Assim avivada a memória, o Setembro de 1974 foi militarmente pouco activo (como já aqui foi dito), mas com algumas rotações. Parte da 3ª. CCAV, estacionada em Santa Isabel, passou para uma fazenda que o (furriel) Carvalho - o meu contacto de hoje - não soube identificar. Talvez a de Além-Lucunga! E, ao que me lembro, assim avivado na memória, a 1ª. CCAV. dispensou dois grupos de combate para o BC12, em Carmona.
Eu, vestido de civil em férias, parti de Luanda à boleia de um amigo do Albano Resende, num velocíssimo Toyota alta gama da época, e galguei para aí uns 400 quilómetros, por rectas de quilómetros e a cento e tais à hora de média, à procura do carinho amigo de familiares na Gabela: os irmãos Mário e Cecília, filhos da minha madrinha Isolina - que também por lá estava. Depois, também o Clemente, igualente parente próximo e en«m cuja fazenda dormi uma noite. Por lá conheci muitas coisas, por exemplo a grandiosidade da Fazenda CADA - que até tinha hospital e apeadeiro ferroviário próprioas. Foram das bonitos, que multiplicaram a cada vez mais inspirada minha paixão por Angola.
Estão ali a ver a igreja, na foto? Conhecia-a nesse tempo e mal imaginaria eu que, anos mais tarde, já neste século, fosse um conterrâneo de Águeda a dirigir a sua restauração. E que até na minha paróquia de Óis da Ribeira se colectassem oferendas para as obras que o padre Augusto Farias promoveu, em favor da comunidade católica gabelense! É o destino!

sábado, 5 de setembro de 2009

Tempos de Setembro, de serenidade e aplastamento de dúvidas...

Avenida principal do Quitexe (Rua de Baixo). Ao fundo, frente à palmeira, vê-se
o edifício de rés do chão onde funcionava a enfermaria militar

O Quitexe que deixei para férias, em Setembro de 1974, foi um Quitexe bem mais tranquilo que o que conhecemos em Junho, com actividade operacional bem mais reduzida e concentrada nas malhas urbanas.

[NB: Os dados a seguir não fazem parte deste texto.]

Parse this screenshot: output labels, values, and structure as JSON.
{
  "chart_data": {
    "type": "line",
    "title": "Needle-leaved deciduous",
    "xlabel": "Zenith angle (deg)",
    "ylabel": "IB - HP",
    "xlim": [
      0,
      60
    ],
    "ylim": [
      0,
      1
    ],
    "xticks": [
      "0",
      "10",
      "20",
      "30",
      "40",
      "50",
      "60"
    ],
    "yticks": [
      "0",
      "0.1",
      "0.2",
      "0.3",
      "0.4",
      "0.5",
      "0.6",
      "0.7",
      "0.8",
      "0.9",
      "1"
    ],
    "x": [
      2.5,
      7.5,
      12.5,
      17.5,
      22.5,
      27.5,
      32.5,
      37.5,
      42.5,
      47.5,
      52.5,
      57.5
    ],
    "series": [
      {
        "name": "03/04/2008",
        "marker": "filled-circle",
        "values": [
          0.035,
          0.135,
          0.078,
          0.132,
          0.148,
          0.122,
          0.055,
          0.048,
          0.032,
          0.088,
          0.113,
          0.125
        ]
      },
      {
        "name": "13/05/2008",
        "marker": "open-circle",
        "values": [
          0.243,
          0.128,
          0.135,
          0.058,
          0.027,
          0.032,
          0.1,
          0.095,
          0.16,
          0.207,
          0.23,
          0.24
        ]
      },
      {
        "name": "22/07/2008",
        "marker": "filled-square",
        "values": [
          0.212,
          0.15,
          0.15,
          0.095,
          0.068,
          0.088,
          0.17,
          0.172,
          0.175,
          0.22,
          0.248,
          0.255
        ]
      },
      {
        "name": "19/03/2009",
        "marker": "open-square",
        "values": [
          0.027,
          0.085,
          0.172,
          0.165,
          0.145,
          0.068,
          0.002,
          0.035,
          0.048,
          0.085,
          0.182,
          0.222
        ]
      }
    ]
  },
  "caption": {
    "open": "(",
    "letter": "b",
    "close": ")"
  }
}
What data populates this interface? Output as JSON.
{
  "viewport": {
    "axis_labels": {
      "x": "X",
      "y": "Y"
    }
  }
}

As saídas em operações e patrulhamentos na chamada mata eram já bem mais raras, abundando no entanto as escoltas e operações de stop em zonas urbanas e semi-urbanas mais movimentadas.

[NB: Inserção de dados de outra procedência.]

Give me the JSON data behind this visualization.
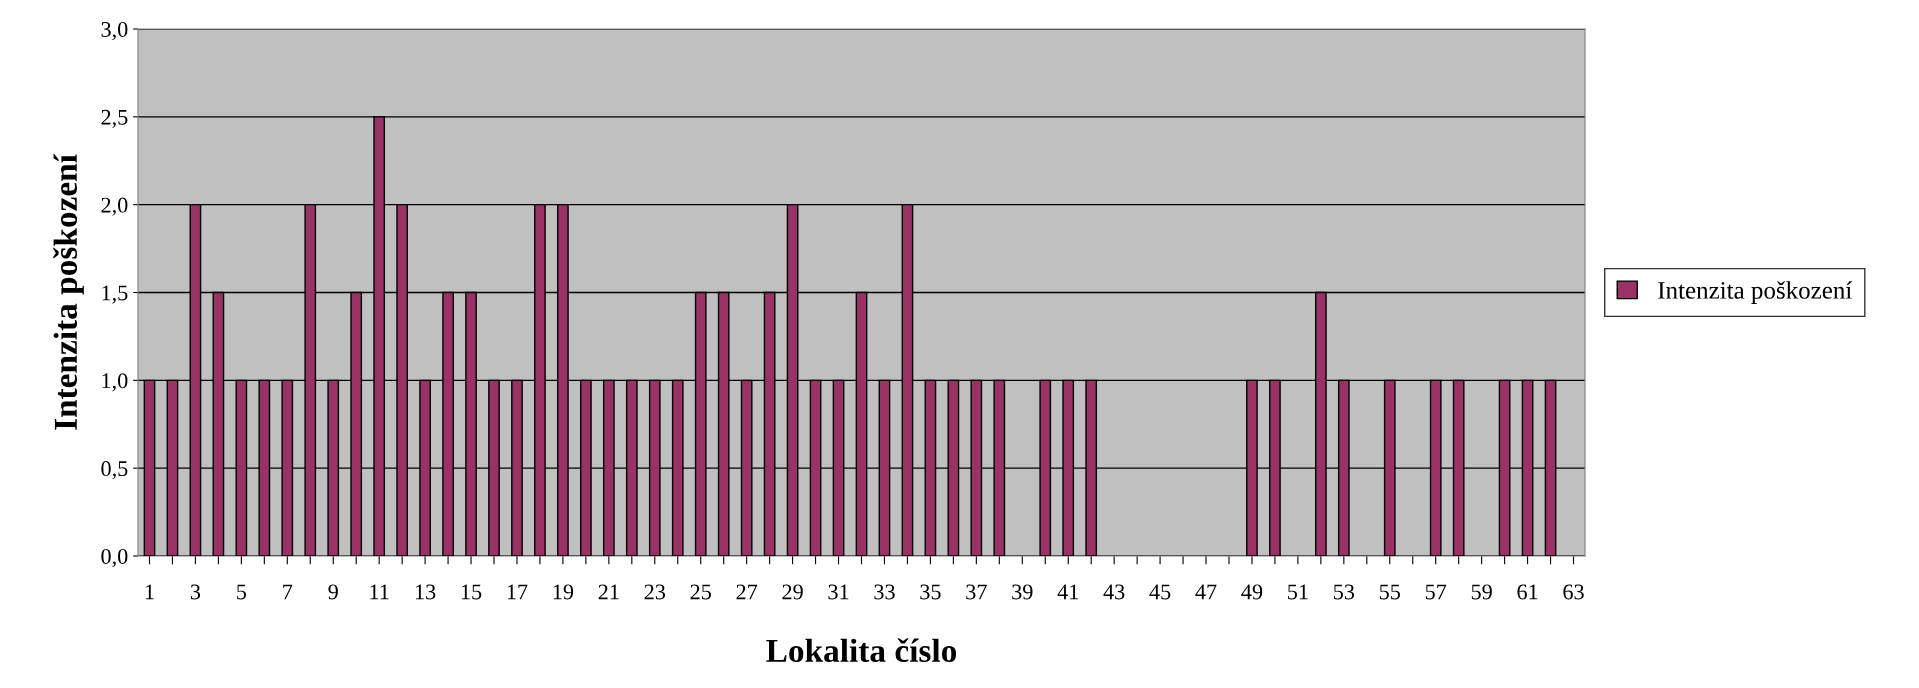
{
  "chart_data": {
    "type": "bar",
    "xlabel": "Lokalita číslo",
    "ylabel": "Intenzita poškození",
    "categories": [
      "1",
      null,
      "3",
      null,
      "5",
      null,
      "7",
      null,
      "9",
      null,
      "11",
      null,
      "13",
      null,
      "15",
      null,
      "17",
      null,
      "19",
      null,
      "21",
      null,
      "23",
      null,
      "25",
      null,
      "27",
      null,
      "29",
      null,
      "31",
      null,
      "33",
      null,
      "35",
      null,
      "37",
      null,
      "39",
      null,
      "41",
      null,
      "43",
      null,
      "45",
      null,
      "47",
      null,
      "49",
      null,
      "51",
      null,
      "53",
      null,
      "55",
      null,
      "57",
      null,
      "59",
      null,
      "61",
      null,
      "63"
    ],
    "series": [
      {
        "name": "Intenzita poškození",
        "color": "#993366",
        "values": [
          1,
          1,
          2,
          1.5,
          1,
          1,
          1,
          2,
          1,
          1.5,
          2.5,
          2,
          1,
          1.5,
          1.5,
          1,
          1,
          2,
          2,
          1,
          1,
          1,
          1,
          1,
          1.5,
          1.5,
          1,
          1.5,
          2,
          1,
          1,
          1.5,
          1,
          2,
          1,
          1,
          1,
          1,
          null,
          1,
          1,
          1,
          null,
          null,
          null,
          null,
          null,
          null,
          1,
          1,
          null,
          1.5,
          1,
          null,
          1,
          null,
          1,
          1,
          null,
          1,
          1,
          1,
          null
        ]
      }
    ],
    "ylim": [
      0,
      3
    ],
    "yticks": [
      {
        "value": 0,
        "label": "0,0"
      },
      {
        "value": 0.5,
        "label": "0,5"
      },
      {
        "value": 1,
        "label": "1,0"
      },
      {
        "value": 1.5,
        "label": "1,5"
      },
      {
        "value": 2,
        "label": "2,0"
      },
      {
        "value": 2.5,
        "label": "2,5"
      },
      {
        "value": 3,
        "label": "3,0"
      }
    ],
    "grid": "y",
    "legend": "right"
  }
}
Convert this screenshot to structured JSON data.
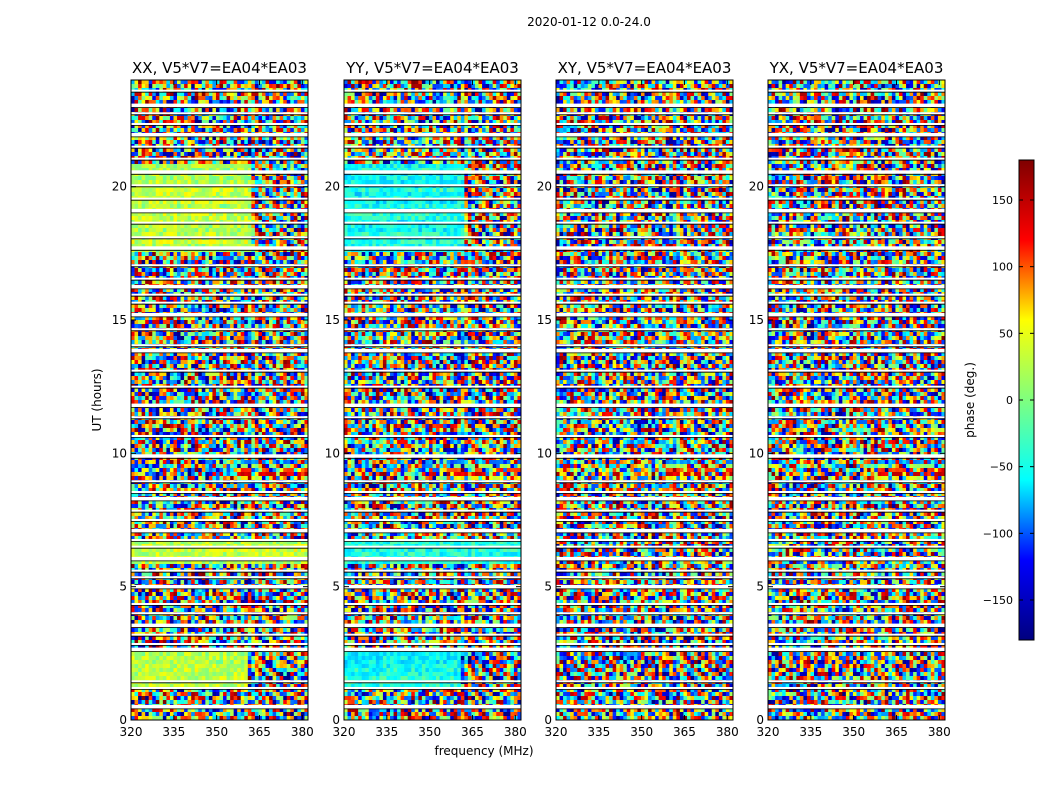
{
  "figure": {
    "title": "2020-01-12 0.0-24.0",
    "xlabel": "frequency (MHz)",
    "ylabel": "UT (hours)",
    "colorbar_label": "phase (deg.)",
    "colormap": "jet",
    "colormap_stops": [
      "#00007f",
      "#0000ff",
      "#00ffff",
      "#7fff7f",
      "#ffff00",
      "#ff0000",
      "#7f0000"
    ]
  },
  "chart_data": {
    "type": "heatmap",
    "title": "2020-01-12 0.0-24.0",
    "xlabel": "frequency (MHz)",
    "ylabel": "UT (hours)",
    "xlim": [
      320,
      382
    ],
    "ylim": [
      0,
      24
    ],
    "xticks": [
      320,
      335,
      350,
      365,
      380
    ],
    "yticks": [
      0,
      5,
      10,
      15,
      20
    ],
    "colorbar": {
      "label": "phase (deg.)",
      "range": [
        -180,
        180
      ],
      "ticks": [
        -150,
        -100,
        -50,
        0,
        50,
        100,
        150
      ],
      "tick_labels": [
        "−150",
        "−100",
        "−50",
        "0",
        "50",
        "100",
        "150"
      ]
    },
    "panels": [
      {
        "title": "XX, V5*V7=EA04*EA03",
        "baseline_phase": 20
      },
      {
        "title": "YY, V5*V7=EA04*EA03",
        "baseline_phase": -40
      },
      {
        "title": "XY, V5*V7=EA04*EA03",
        "baseline_phase": 0
      },
      {
        "title": "YX, V5*V7=EA04*EA03",
        "baseline_phase": 0
      }
    ],
    "flagged_ut_hours": [
      0.5,
      1.2,
      1.45,
      2.65,
      2.85,
      3.2,
      3.55,
      4.0,
      4.35,
      5.0,
      5.35,
      5.6,
      6.05,
      6.5,
      6.75,
      7.1,
      7.5,
      7.85,
      8.3,
      8.55,
      8.95,
      9.9,
      10.65,
      11.35,
      11.8,
      12.5,
      13.1,
      13.85,
      14.05,
      14.65,
      15.2,
      15.65,
      15.95,
      16.25,
      16.55,
      17.05,
      17.7,
      18.1,
      18.65,
      19.1,
      19.55,
      20.05,
      20.55,
      21.05,
      21.5,
      21.95,
      22.35,
      22.75,
      23.05,
      23.6
    ]
  }
}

Num que creio ter sido o único contacto que consegui para o Quitexe, por telefonema da Gabela combinado via postal com o Xico Neto (naquele tempo não havia telemóveis e até os telefones eram raros...), soube de algumas actividades operacionais de alguma tensão, nomeadamente com os camionistas da chamada estrada do café - de Luanda a Carmona. Porquê?! Havia muitas dúvidas instaladas e suspeitas de transporte e movimentações de armamento e munições. Já no Quitexe, vim a saber de alguns incidentes e o próprio PELREC (já em Maio ou Junho de 1975) viria a ter um muito desagradável e perigoso, por causa de um desses transportes, simulados num carregamento de café.
As fazendas, já por Agosto e Setembro, e depois..., instabilizaram-se de alguma maneira, devido aos aliciamentos feitos aos trabalhadores, no sentido de suspenderem os contratos - o que significaria a perda das colheitas. Algumas vezes, os militares foram chamados a intervir e nem sempre isso foi fácil.

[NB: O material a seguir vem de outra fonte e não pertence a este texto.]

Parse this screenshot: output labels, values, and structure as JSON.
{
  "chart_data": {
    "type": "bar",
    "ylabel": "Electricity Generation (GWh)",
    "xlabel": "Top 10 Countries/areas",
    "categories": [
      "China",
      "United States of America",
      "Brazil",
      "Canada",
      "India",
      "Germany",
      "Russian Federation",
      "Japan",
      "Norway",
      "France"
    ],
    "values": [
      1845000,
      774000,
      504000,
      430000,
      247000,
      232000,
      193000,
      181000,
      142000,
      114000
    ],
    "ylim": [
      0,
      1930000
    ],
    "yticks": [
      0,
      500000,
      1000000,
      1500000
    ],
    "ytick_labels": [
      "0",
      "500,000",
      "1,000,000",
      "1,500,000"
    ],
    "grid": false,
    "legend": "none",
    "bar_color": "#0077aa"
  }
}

Os tempos que se adivinhavam de mudança, eram ainda, todavia, carregados de incertezas e aplastados de dúvidas.
A tropa, ambicionando regressar a Lsboa, ainda teve que acorrer a alguns ataques na área florestal, a madeireiros, e a uma viatura da Junta Autónoma de Estradas de Angola (JAEA). E sabia-se que em outras áreas do Subsector Militar o chamado IN teve intervenção muito mais activa. Na zona de acção do BCAV 8423, começaram a conhecer-se grupo de activistas da FNLA, principalmente nas sanzalas. E alguns misturados com o povo negro e branco, nos cafés e bares da vila.